X広告(旧: Twitter広告)は、リアルタイムでの情報発信に強みを持つ媒体であり、オウンドメディアと組み合わせることで効果を高められます。短文で瞬時に情報を伝えられる特性から、ブランドのメッセージや新しいコンテンツを迅速に広めるのに適しているといえるでしょう。

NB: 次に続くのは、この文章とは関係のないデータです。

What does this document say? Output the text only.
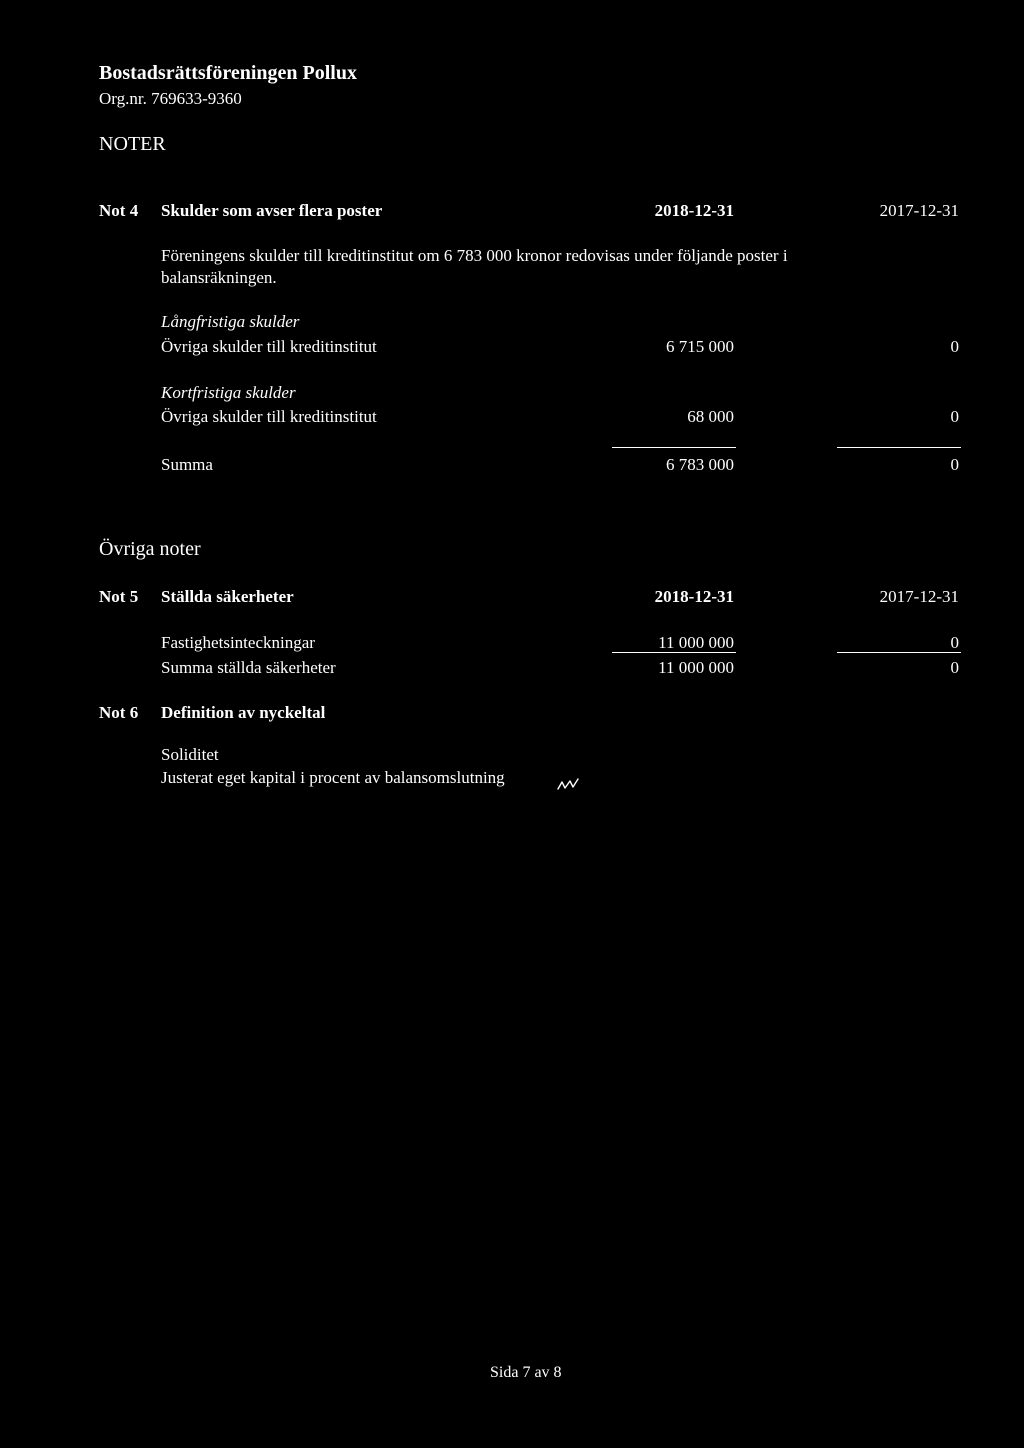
Bostadsrättsföreningen Pollux
Org.nr. 769633-9360
NOTER
Not 4 Skulder som avser flera poster	2018-12-31	2017-12-31
Föreningens skulder till kreditinstitut om 6 783 000 kronor redovisas under följande poster i
balansräkningen.
Långfristiga skulder
Övriga skulder till kreditinstitut	6 715 000	0
Kortfristiga skulder
Övriga skulder till kreditinstitut	68 000	0
Summa	6 783 000	0
Övriga noter
Not 5 Ställda säkerheter	2018-12-31	2017-12-31
Fastighetsinteckningar	11 000 000	0
Summa ställda säkerheter	11 000 000	0
Not 6 Definition av nyckeltal
Soliditet
Justerat eget kapital i procent av balansomslutning
Sida 7 av 8
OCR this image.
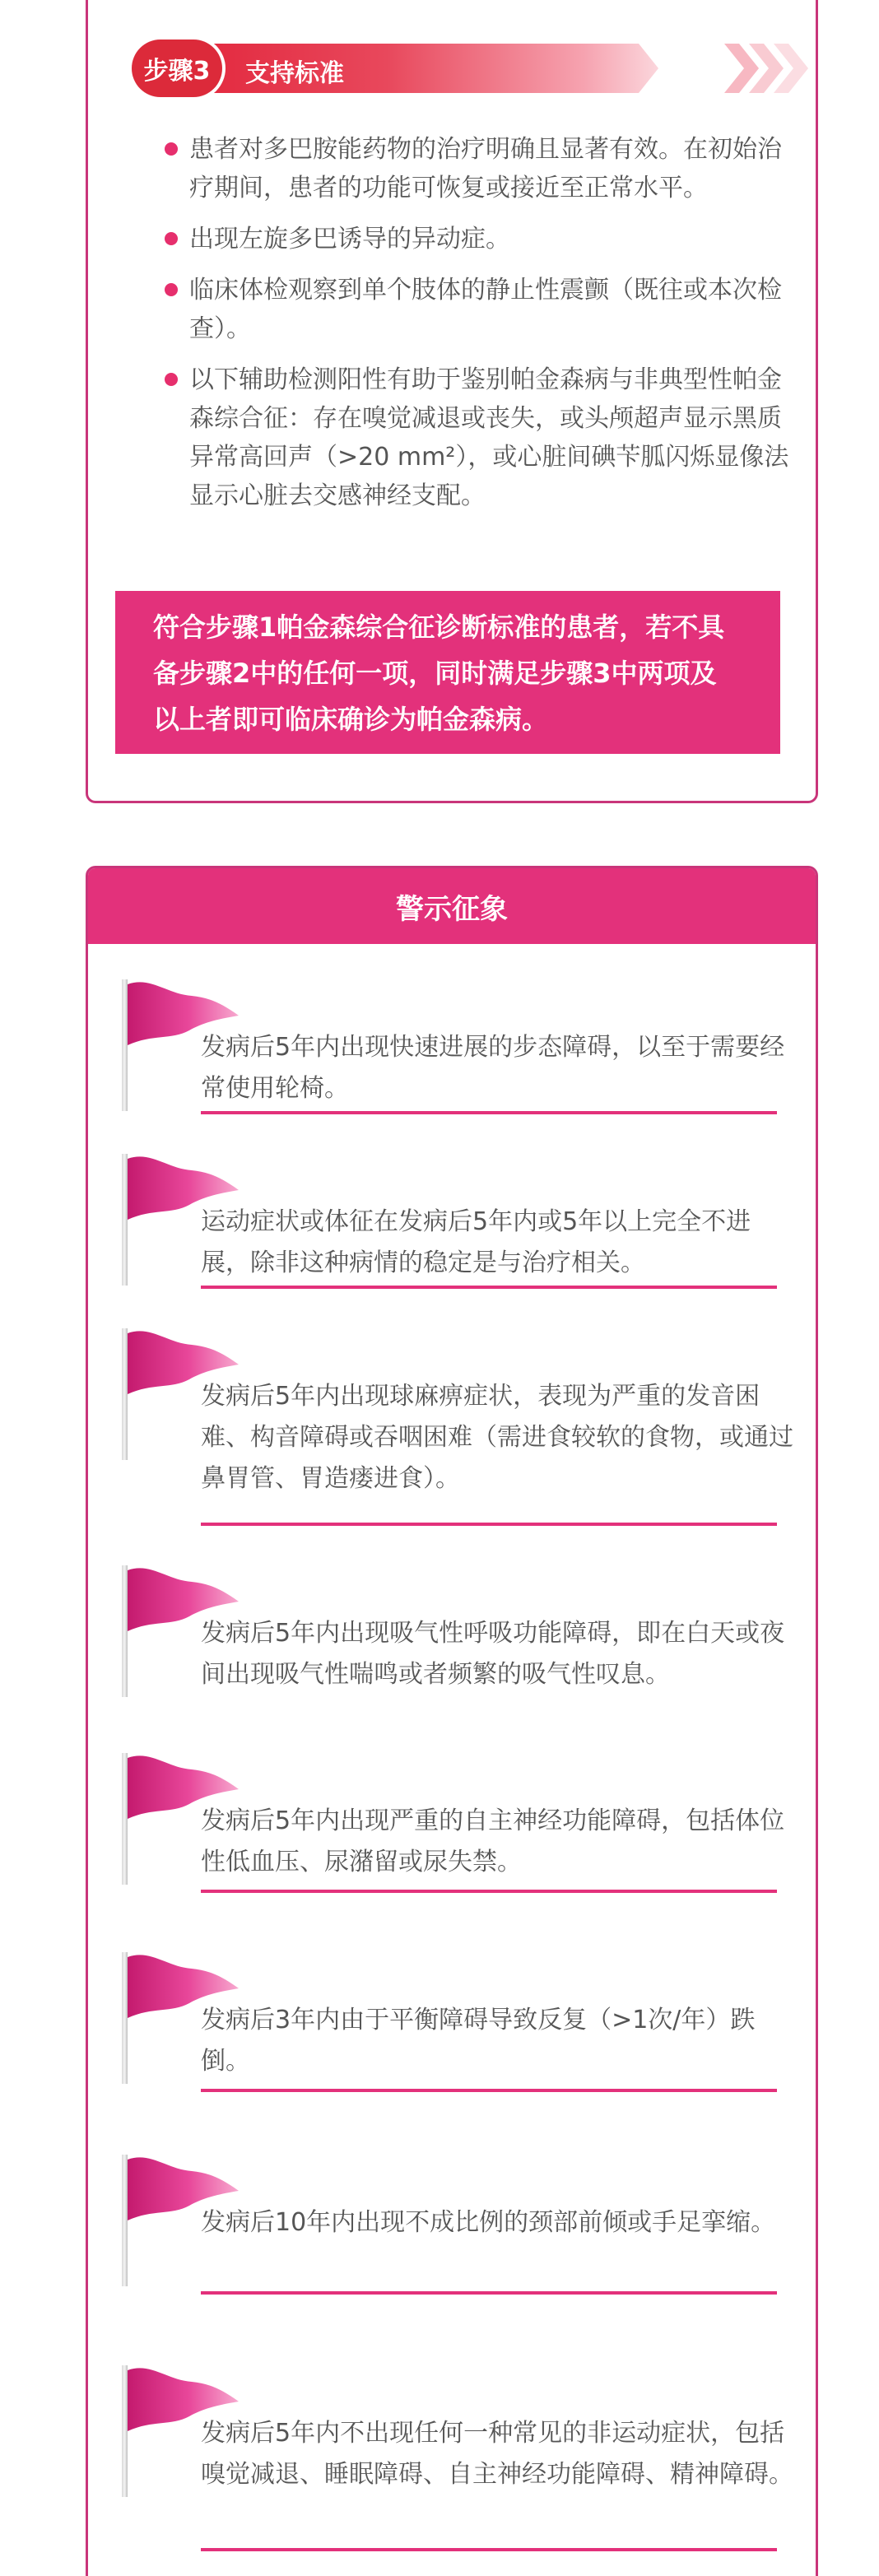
步骤3	支持标准
患者对多巴胺能药物的治疗明确且显著有效。在初始治疗期间，患者的功能可恢复或接近至正常水平。
出现左旋多巴诱导的异动症。
临床体检观察到单个肢体的静止性震颤（既往或本次检查）。
以下辅助检测阳性有助于鉴别帕金森病与非典型性帕金森综合征：存在嗅觉减退或丧失，或头颅超声显示黑质异常高回声（>20 mm²），或心脏间碘苄胍闪烁显像法显示心脏去交感神经支配。
符合步骤1帕金森综合征诊断标准的患者，若不具备步骤2中的任何一项，同时满足步骤3中两项及以上者即可临床确诊为帕金森病。
警示征象
发病后5年内出现快速进展的步态障碍，以至于需要经常使用轮椅。
运动症状或体征在发病后5年内或5年以上完全不进展，除非这种病情的稳定是与治疗相关。
发病后5年内出现球麻痹症状，表现为严重的发音困难、构音障碍或吞咽困难（需进食较软的食物，或通过鼻胃管、胃造瘘进食）。
发病后5年内出现吸气性呼吸功能障碍，即在白天或夜间出现吸气性喘鸣或者频繁的吸气性叹息。
发病后5年内出现严重的自主神经功能障碍，包括体位性低血压、尿潴留或尿失禁。
发病后3年内由于平衡障碍导致反复（>1次/年）跌倒。
发病后10年内出现不成比例的颈部前倾或手足挛缩。
发病后5年内不出现任何一种常见的非运动症状，包括嗅觉减退、睡眠障碍、自主神经功能障碍、精神障碍。
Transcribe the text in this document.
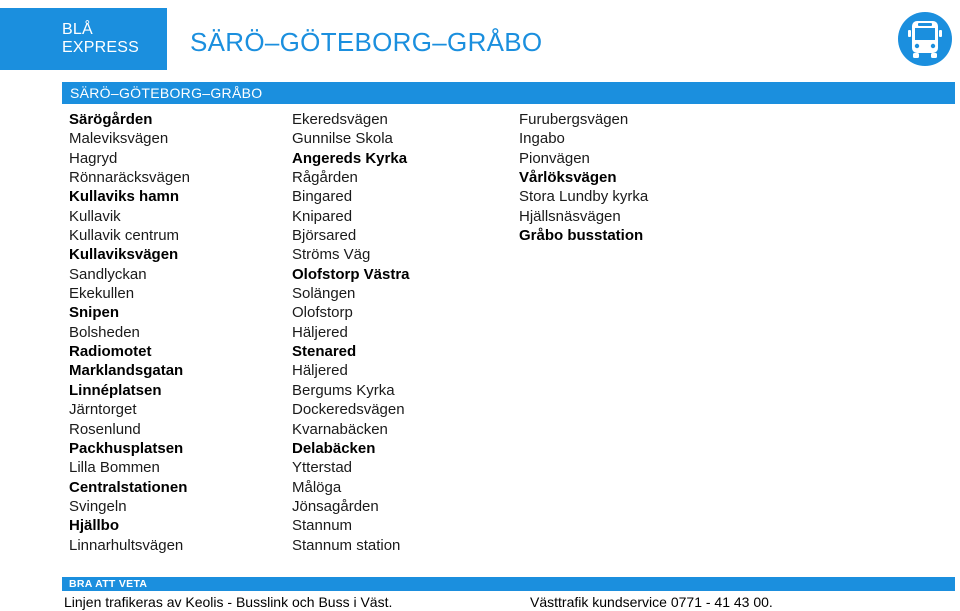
BLÅ EXPRESS	SÄRÖ–GÖTEBORG–GRÅBO
SÄRÖ–GÖTEBORG–GRÅBO
Särögården
Maleviksvägen
Hagryd
Rönnaräcksvägen
Kullaviks hamn
Kullavik
Kullavik centrum
Kullaviksvägen
Sandlyckan
Ekekullen
Snipen
Bolsheden
Radiomotet
Marklandsgatan
Linnéplatsen
Järntorget
Rosenlund
Packhusplatsen
Lilla Bommen
Centralstationen
Svingeln
Hjällbo
Linnarhultsvägen
Ekeredsvägen
Gunnilse Skola
Angereds Kyrka
Rågården
Bingared
Knipared
Björsared
Ströms Väg
Olofstorp Västra
Solängen
Olofstorp
Häljered
Stenared
Häljered
Bergums Kyrka
Dockeredsvägen
Kvarnabäcken
Delabäcken
Ytterstad
Målöga
Jönsagården
Stannum
Stannum station
Furubergsvägen
Ingabo
Pionvägen
Vårlöksvägen
Stora Lundby kyrka
Hjällsnäsvägen
Gråbo busstation
BRA ATT VETA
Linjen trafikeras av Keolis - Busslink och Buss i Väst.	Västtrafik kundservice 0771 - 41 43 00.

X広告がオウンドメディアと相性の良い理由は以下の通りです。

  • トレンドや話題に敏感なユーザー層へリーチできる
  • プロモツイートやプロモアカウントなど多様な形式で拡散可能
  • 興味・関心や地域に基づく精度の高いターゲティングが可能

さらに、広告効果もリアルタイムで測定できるため、運用改善もスムーズ。オウンドメディアで発信した記事やキャンペーンをX広告で拡散すれば、短期間での認知度向上とアクセス増加が期待できます。

まとめ

オウンドメディアと広告運用は、それぞれ異なる強みを持ちながら、企業の成長を支える重要な手段です。オウンドメディアは信頼とブランド価値を積み重ね、長期的な集客を可能にし、広告運用は即効性のある施策として短期成果を生み出します。

どちらか一方に偏るのではなく、自社の目的やリソースに応じて柔軟に組み合わせることが効果的です。両者を併用すれば、安定した集客基盤とスピード感のある成果を同時に実現でき、持続的な成長につなげられるでしょう。